De quelqu’un à qui il était arrivé, par sa faute, une mésaventure dans quelque domaine que ce soit on disait :
"Se i’èro pas ana, Lou biòu l’aurié pas embana". S’il n’y était pas allé le taureau ne l’aurait pas encorné. En voici une autre qui se dit de quelqu’un qui a perdu la partie, qui a échoué dans une confrontation quelconque :
"A pas agu lou blanc dóu pòrri". : il n’a pas eu le blanc du poireau, il a donc eu la partie qui se jette, autrement dit, il a perdu De quelque chose d’insignifiant, on disait :
"Es patacouio tres cop rèn." (c’est trois fois rien)

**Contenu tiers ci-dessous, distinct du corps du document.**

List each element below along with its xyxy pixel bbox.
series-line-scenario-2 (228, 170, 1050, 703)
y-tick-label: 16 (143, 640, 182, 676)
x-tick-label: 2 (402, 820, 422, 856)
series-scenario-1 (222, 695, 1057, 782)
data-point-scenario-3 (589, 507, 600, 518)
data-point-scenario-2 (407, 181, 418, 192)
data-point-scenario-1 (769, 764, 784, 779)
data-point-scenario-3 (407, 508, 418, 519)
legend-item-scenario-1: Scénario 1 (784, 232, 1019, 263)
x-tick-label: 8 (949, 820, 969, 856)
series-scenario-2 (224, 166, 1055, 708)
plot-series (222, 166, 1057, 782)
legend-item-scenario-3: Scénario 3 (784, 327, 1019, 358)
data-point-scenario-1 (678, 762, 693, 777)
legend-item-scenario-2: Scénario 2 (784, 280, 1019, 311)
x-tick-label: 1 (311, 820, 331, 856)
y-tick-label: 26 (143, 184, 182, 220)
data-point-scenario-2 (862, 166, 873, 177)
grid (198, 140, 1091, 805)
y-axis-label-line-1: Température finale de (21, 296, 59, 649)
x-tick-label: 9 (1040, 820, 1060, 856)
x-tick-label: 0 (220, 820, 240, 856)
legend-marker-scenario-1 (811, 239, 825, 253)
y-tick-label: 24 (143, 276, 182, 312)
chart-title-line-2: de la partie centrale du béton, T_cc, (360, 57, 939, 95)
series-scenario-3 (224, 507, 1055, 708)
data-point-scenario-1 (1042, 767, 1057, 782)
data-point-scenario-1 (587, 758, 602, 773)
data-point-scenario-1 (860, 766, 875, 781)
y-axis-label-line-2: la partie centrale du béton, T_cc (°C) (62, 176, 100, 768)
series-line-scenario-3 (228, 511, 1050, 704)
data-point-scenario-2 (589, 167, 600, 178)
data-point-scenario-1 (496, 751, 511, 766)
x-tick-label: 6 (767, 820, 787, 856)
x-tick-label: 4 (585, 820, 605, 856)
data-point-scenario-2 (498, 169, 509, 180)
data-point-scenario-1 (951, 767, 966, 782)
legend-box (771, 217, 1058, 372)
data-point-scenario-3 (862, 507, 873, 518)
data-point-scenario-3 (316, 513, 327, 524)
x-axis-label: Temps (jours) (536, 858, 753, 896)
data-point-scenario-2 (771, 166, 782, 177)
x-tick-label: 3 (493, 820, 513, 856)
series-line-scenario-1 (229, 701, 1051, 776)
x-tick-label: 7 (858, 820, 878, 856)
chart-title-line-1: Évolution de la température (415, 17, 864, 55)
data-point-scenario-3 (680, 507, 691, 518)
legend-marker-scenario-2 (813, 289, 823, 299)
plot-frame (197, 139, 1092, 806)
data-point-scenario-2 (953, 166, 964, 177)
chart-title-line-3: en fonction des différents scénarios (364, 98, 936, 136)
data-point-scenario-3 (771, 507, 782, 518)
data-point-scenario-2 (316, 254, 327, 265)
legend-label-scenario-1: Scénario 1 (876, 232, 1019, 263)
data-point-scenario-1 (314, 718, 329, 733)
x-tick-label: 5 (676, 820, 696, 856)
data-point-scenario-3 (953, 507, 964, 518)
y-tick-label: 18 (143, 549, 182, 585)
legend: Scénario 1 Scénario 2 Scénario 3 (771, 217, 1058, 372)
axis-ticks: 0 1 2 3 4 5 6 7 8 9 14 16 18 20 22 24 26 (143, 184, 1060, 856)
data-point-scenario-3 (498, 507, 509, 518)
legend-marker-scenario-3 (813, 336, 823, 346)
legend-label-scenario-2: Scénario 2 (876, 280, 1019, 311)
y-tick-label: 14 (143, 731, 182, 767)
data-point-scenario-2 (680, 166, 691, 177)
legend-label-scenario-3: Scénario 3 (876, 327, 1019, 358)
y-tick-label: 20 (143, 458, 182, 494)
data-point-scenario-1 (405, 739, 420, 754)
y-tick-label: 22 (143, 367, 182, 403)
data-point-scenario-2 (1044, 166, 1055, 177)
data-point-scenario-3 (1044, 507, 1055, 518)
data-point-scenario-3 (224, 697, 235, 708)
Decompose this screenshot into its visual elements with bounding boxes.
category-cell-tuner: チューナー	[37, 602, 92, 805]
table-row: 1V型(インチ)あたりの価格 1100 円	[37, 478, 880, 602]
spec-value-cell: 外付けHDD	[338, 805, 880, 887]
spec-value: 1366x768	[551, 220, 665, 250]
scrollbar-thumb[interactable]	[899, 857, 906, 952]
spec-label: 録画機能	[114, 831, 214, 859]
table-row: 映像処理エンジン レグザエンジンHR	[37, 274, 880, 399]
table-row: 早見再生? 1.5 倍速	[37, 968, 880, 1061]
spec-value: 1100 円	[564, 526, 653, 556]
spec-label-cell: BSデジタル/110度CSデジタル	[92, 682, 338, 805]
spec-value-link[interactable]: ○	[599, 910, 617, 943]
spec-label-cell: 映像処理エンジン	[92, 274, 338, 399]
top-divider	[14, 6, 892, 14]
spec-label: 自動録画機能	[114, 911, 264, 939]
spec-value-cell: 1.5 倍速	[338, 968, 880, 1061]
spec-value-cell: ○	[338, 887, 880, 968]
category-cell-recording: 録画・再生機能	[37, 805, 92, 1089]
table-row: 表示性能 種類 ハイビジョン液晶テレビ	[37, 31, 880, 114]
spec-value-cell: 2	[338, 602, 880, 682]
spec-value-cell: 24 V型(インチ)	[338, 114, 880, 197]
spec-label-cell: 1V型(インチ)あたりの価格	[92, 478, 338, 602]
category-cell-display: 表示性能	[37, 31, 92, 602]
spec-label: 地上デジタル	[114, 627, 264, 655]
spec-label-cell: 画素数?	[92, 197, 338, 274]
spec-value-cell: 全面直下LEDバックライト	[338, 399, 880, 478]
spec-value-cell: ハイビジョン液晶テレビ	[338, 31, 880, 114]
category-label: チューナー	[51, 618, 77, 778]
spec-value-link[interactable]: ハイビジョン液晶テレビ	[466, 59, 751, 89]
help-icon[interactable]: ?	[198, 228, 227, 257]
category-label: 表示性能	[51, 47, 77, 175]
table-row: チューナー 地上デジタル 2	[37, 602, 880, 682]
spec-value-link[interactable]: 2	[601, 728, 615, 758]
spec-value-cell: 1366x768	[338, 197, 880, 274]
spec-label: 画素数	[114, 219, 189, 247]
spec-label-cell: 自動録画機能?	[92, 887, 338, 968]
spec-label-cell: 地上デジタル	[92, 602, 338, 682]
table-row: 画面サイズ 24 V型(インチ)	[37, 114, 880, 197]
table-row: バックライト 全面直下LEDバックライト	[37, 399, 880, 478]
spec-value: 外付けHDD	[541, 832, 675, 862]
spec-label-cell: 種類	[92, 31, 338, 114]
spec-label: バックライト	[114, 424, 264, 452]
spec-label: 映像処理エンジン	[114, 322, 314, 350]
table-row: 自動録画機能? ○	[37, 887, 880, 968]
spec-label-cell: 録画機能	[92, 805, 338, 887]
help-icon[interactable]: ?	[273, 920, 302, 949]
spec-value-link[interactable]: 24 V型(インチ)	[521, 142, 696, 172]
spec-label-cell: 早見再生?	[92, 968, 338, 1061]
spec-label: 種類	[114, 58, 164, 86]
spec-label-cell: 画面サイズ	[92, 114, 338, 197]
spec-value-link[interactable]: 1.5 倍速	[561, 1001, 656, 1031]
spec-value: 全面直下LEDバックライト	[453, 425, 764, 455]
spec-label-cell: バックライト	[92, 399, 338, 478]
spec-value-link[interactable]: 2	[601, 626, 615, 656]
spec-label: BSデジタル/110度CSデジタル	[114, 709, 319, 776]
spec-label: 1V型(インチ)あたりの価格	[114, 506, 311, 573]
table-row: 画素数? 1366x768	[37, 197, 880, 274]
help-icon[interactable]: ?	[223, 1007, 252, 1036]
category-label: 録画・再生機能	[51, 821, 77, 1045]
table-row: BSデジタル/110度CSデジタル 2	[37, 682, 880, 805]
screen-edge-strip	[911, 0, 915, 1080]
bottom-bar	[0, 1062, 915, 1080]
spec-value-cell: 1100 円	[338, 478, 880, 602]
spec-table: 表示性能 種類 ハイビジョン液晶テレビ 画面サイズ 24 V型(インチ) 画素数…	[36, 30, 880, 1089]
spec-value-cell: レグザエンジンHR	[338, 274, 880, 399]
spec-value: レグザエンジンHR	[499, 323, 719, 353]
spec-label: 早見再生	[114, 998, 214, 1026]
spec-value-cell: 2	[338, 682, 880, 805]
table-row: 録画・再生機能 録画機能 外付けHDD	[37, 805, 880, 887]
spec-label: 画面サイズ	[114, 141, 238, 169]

Quand ère pichounet, ma grand me prenié la man, me toucavo li det lis un après lis àutri e me disié pèr m’amusa lorsque j’étais tout petit, ma grand-mère me prenait la main, touchait mes doigts les uns après les autres et me disait pour m’amuser : "Aquéu vai cerca de l’aigo,
Aquéu fai la soupo,
Aquéu la boulego,
Aquéu la manjo touto...
e en bassacant lou pus pichot :
"E Perindandin pecaire a pus rèn !". E me coutigavo lou clot de la man en disènt : "Guiliguiliguili !"Celui-là va chercher de l’eau,
Celui-là fait la soupe,
Celui-là la remue,
Celui-là la mange toute,
et en secouant l’auriculaire :
"Et Périndandin, peuchère, il n’a plus rien !". Et elle me chatouillait le creux de la main en disant : "Guiliguiliguili !"
Un’autro de ma grand emé ma man une autre de ma grand-mère avec ma main : "Cinq sòu, la vaco, lou biòu, lou pichot vedelet... Guiliguiliguili !." touche la main : cinq sous, la vache, le boeuf, le petit veau... Guiliguiliguili ! De quelqu’un qui perd un peu la raison, qui a l’esprit embrumé on dit :
"Fai coume lis aiet, travaio de la tèsto." il fait comme les aulx, il travaille de la tête A quelqu’un qui se moque de votre couvre chef en vous demandant :
L’as paga lou capèu ?" tu l’as payé le chapeau ? on répond :
"Vo, quaranto sòu, camèu !" oui, quarante sous, chameau ! Quelqu’un qui veut dire qu’il n’est pas si bête que ce qu’on le dit affirmera :
"Siéu pas nascu sus la piboulo !" je ne suis pas né sur le peuplier
De Jean-Marie :
Entendu sur les gradins :
"Pichot, escound tis agassin" Petit, cache, retire tes cors au pied (donc tes pieds) pour faire de la place.
P.-S.
Les premières expressions populaires ont été recueillies par Chag dans le Camargue Magazine n° 156 de décembre 1985.
Aquéu, se se pòu l’apoundre :
“Es talamen adré, qu’es pervengu à ferra li mousco”. Il est tellement adroit, qu’il est parvenu à ferrer les mouches.